When it first dropped, I listened to it over 1000 times. Not even kidding... it described my life perfectly at the time.
Cause baby, whether you're high or low
Whether you're high or low,
You gotta tip on the tightrope…
I didn't even get to the rest of The ArchAndroid until that summer. That album was Wayne State, and Electric Lady was the soundtrack of my first 2 years at Penn. (Both my student and I were at the EL tour's first concert at the Electric Factory in September 2013. It’s an experience I’ll never forget.)
Jane kept me sane during impossible times. I'll always love her.
Because there is no difference between me and her… and you.
We not only tip on the tightrope…
...we live on the ropes.
What I Am Reading
—With 3 classes, I haven’t had tons of time for spare reading. But! I’ve got a dissertation proposal defense, then a dissertation defense, before Spring Break. So proud of those students, and can’t wait to say more good things about them.
—It feels like I’ll be able to plunge back into the stack soon, and very soon. Because as of the second week of March, I’m traveling again. (More about that below.)
—I’ve had some reading to do for the Writing the Other: A Deep Dive into Diverse Characters course. Can’t say enough good things! I’ll give a full report when I have a little more time.
What I Am Writing
—My academic queue is now cleared of all non-academic projects (for now) except for one outstanding chapter that no one’s emailed or asked me about. (Depending upon who’s lurking, that may change soon.)
—It’ll be novel writing time this weekend. It’s taken me 3 months to figure out how to address the fixes my agent asked for. I have new and growing respect for folks who do this full time. Don’t know how anyone can write multiple books per year! I’m growing to accept myself, fully, and that I may always work at a slower pace.
Being/Doing/Going
—This past weekend, we got to meet applicants to our doctoral programs. It’s always a privilege to meet such amazing folks.
—My classes are underway, and going swimmingly. I don’t say that often. Thankful for grace, for real.
—Next week is our Ethnography in Education Research Forum, which my program colleagues and many of our students run. I’m on the faculty advisory board, but mostly, I am a supporter. (This is our 40th year. It’s a big deal, and folks come from all over the world.)

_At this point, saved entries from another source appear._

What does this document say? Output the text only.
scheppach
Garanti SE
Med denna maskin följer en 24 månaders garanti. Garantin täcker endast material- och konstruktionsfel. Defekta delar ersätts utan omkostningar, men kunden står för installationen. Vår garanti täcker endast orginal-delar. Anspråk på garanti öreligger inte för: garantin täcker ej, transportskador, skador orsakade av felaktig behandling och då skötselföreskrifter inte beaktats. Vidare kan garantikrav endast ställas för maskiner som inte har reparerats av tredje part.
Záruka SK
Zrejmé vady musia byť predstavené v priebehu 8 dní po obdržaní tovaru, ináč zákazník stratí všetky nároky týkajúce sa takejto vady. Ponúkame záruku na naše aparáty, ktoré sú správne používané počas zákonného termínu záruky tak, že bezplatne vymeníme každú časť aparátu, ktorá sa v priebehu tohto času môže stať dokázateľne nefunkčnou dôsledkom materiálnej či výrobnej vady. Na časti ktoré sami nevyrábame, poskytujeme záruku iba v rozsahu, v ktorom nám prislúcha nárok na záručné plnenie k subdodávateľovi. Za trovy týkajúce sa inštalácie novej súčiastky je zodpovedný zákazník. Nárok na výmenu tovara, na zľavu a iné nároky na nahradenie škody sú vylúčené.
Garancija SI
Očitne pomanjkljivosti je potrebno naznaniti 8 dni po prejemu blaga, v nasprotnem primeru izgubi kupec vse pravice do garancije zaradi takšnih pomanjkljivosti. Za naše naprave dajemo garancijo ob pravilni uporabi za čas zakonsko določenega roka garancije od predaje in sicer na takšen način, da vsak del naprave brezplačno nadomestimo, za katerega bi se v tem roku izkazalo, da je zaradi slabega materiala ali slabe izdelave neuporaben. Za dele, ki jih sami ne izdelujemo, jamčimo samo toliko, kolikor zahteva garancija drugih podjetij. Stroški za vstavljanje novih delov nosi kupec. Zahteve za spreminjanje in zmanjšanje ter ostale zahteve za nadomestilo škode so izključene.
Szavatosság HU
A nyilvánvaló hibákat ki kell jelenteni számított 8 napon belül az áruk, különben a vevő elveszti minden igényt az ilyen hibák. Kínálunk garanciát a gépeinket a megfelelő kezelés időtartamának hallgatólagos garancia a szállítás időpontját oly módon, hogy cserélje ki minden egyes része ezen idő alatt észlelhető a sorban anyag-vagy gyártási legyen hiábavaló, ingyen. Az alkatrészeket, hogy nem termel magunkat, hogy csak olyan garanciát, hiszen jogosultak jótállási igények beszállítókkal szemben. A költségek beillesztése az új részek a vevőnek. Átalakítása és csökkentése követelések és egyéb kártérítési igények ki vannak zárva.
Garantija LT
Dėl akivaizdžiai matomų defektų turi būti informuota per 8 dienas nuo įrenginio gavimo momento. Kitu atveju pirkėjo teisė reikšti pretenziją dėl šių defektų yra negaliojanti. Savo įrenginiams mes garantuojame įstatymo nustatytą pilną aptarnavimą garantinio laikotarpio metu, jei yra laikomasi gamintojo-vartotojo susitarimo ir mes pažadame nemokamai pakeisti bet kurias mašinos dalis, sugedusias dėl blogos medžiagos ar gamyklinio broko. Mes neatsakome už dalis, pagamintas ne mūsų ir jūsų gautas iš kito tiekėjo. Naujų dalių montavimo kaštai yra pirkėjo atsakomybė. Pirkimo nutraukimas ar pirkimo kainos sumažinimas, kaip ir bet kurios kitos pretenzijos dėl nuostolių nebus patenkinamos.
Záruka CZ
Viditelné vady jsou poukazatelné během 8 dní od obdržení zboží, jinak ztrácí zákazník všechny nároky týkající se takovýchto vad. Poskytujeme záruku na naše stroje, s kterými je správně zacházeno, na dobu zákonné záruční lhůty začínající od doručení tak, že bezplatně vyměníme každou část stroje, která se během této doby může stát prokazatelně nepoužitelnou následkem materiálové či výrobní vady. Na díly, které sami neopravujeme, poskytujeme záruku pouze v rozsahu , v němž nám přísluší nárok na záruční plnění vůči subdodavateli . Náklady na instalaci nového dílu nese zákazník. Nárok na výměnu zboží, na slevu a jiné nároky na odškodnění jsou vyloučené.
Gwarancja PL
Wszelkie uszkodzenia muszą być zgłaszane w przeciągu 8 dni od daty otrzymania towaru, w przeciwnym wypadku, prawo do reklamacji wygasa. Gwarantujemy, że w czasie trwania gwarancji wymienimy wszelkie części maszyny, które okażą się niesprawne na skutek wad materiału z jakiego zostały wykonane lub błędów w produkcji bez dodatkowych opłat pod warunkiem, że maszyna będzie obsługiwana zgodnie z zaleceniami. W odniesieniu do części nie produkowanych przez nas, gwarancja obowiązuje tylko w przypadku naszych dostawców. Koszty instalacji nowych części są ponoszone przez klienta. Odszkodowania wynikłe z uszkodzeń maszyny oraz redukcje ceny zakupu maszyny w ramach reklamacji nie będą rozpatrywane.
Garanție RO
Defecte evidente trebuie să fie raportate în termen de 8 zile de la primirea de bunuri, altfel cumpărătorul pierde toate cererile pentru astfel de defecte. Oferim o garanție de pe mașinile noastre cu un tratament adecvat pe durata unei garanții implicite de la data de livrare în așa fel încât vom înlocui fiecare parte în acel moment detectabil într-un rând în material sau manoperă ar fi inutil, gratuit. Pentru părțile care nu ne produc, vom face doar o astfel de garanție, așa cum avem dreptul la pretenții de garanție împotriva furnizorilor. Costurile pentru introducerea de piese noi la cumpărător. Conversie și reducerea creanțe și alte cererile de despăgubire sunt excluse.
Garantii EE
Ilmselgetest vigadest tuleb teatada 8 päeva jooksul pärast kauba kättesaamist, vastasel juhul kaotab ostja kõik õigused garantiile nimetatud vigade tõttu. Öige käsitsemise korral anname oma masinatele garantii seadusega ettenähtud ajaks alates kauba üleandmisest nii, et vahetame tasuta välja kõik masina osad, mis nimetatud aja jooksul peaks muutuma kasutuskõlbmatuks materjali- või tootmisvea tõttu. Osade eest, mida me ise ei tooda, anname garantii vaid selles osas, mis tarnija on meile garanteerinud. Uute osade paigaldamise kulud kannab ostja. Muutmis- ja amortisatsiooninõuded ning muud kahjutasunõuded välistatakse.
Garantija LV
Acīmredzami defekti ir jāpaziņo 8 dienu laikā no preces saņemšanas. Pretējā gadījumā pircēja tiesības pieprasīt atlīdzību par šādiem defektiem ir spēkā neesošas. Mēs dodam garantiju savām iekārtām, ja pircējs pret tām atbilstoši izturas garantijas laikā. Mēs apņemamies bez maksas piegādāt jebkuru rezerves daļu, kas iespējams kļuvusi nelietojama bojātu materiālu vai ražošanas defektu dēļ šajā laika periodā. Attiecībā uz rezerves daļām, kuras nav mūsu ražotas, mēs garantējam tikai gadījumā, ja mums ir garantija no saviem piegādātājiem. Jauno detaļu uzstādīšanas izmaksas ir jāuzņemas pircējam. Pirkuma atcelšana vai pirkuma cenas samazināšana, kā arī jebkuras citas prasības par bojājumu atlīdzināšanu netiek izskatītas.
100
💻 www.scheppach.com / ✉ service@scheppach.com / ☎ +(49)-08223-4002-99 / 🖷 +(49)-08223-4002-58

—I’ve updated my Events page! Looking forward to learning and sharing my work with others this spring and summer.
Word(s) of the Week
Patience. At my undergrad church, the elders used to tell us not to pray for patience, for God would bring you trials.
And yet in our era, patience is in short supply. Untying the Gordian knot that is our social relations during these times requires it…
…as does letting some of those knots be.